Losing is the best, except it’s absolutely terrible
Several weeks ago, a satirical radio program in Canada entitled “This is That” aired a story about a new “no-ball” soccer league, the intent of which was to eliminate winning and losing entirely so that none of the “competitors” would feel slighted when it turned out that their team actually kind of sucked in comparison to everyone else ever in the history of soccer (youth soccer leagues can be kind of difficult like that). The Washington Times picked up the story as well.
As with almost all fake stories, a number of people believed this one to be true, and the shock quickly followed. What type of sport can be played without a ball or a score? Is not competition the thing that makes sports worthwhile? Is there any more heinous assault against all that sports-lovers hold dear than such a proposition?
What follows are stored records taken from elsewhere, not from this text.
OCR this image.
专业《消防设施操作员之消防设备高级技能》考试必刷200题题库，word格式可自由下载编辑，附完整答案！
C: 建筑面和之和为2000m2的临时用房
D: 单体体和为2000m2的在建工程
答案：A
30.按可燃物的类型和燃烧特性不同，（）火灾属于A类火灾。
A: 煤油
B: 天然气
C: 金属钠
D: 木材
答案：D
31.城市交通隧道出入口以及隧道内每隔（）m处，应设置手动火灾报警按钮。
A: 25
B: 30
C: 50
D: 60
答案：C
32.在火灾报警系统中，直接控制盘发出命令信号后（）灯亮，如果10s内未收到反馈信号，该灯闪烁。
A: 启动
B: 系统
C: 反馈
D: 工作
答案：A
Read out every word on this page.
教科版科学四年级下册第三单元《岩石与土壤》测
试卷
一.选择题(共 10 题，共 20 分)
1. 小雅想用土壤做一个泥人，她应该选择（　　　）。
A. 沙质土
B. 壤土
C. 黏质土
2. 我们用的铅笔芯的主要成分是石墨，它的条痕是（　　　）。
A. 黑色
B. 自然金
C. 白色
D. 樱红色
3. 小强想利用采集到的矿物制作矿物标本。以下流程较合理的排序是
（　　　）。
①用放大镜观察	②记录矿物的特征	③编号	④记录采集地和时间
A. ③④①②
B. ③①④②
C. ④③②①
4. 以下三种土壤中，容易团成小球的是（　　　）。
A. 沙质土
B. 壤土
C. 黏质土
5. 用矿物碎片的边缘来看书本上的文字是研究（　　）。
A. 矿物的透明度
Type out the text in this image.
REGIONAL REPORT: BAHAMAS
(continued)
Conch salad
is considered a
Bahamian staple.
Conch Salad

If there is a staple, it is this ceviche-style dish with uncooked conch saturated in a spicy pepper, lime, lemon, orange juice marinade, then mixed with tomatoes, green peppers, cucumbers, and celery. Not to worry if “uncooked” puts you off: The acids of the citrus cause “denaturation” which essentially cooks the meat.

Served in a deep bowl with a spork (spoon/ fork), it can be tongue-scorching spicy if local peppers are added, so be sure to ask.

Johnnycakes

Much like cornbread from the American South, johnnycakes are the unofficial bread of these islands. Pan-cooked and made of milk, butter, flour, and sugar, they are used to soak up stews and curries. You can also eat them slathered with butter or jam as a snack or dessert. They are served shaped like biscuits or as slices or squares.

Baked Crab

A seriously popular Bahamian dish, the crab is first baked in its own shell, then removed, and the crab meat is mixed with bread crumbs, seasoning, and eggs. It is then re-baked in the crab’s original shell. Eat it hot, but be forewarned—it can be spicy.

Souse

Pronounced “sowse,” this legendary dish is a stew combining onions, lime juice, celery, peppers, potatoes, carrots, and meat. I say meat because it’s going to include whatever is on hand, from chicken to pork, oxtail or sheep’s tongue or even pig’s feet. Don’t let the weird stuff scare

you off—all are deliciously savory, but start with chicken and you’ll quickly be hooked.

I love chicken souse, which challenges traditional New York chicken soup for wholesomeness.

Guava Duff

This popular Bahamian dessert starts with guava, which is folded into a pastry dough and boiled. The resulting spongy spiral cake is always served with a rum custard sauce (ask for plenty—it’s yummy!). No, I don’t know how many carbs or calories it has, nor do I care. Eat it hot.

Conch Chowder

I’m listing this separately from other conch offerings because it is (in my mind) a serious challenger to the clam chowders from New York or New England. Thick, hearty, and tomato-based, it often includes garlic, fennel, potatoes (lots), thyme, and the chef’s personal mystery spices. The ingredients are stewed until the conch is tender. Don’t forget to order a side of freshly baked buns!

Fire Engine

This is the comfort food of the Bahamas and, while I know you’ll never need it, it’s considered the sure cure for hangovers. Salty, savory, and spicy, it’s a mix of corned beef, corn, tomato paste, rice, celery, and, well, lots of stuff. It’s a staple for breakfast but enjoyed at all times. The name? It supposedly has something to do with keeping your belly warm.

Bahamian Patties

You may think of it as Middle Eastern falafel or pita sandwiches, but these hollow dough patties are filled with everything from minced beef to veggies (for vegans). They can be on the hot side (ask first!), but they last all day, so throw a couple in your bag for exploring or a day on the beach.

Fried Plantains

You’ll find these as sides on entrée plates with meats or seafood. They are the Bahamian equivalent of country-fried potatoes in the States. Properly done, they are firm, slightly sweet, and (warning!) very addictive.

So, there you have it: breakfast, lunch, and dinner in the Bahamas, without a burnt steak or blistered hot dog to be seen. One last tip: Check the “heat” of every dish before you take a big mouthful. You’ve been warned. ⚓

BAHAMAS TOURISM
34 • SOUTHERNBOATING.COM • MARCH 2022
I would contend that there is not.
Competition is one of the most valuable things that sports have to offer society because it has implications far beyond the sports world. The entirety of life is full of little competitions. Did I get the job? Did I get the internship? Did I get promoted? The list goes on and on. From its earliest stages, life is a competition, and sports as a whole embody this.
From time to time, though, efforts are made to devalue the precious gift that is competition. It is a telling sign that people were so easily convinced that the “no-ball” league discussed in the article was real. I recall, for example, T-ball as a young child, in which the league kept no official score and there were no official winners or losers. The aim of doing so was certainly admirable: let kids get in shape without ruining their love of the game. Let them play because they enjoy it, not because they are good at it; the benefits of a sport should not be denied to these children because they cannot handle what could be labeled as detriments.
However, I see two main problems with such a devaluation of competition.
First: whether it is plainly stated who the winners and losers are, winners and losers still exist. One team scored more runs than the other. One team scored more goals than the other. One team outperformed the other. (This, of course, does not consider ties, which are basically nothing more than double-losses.) Merely because there is no official quantification of this reality does not diminish the truth of it. Denying the existence of winners and losers has a secondary purpose of denying any sort of performance-based evaluation, of denying that there is any such thing as “better” or “worse.” At its heart, this is a lie. Sometimes it truly does just suck to suck.
Second: to remove competition is to remove the force that causes people to improve. If no one or nothing is better than any other, then there is no reason for me or anyone else to work to improve themselves. If an “A” is just as good as a “C,” then there is no reason for me to attain to an “A.” When it comes to life, a hierarchical ordering of goods is requisite for personal improvement. Removing competition from sports removes this lesson from sports, and this lesson is vital.
The diminution of the competitive aspect of sports on any level is not just detrimental because it is contrary to the very nature of sports; it is detrimental because it removes from sports all the fabulous lessons it teaches participants about life as a whole. Sometimes life sucks. Sometime you lose. But the more important lesson is this: that’s why you work, and that’s why you push yourself—to be the best at the end of the day. By lessening the amount of competition in sports, we do those playing a disservice.
While the story about the “no-ball” league may not be true, that does not mean that it doesn’t hold an important warning: if we don’t value competition, we may lose it. And if we lose competition, what do we really have left?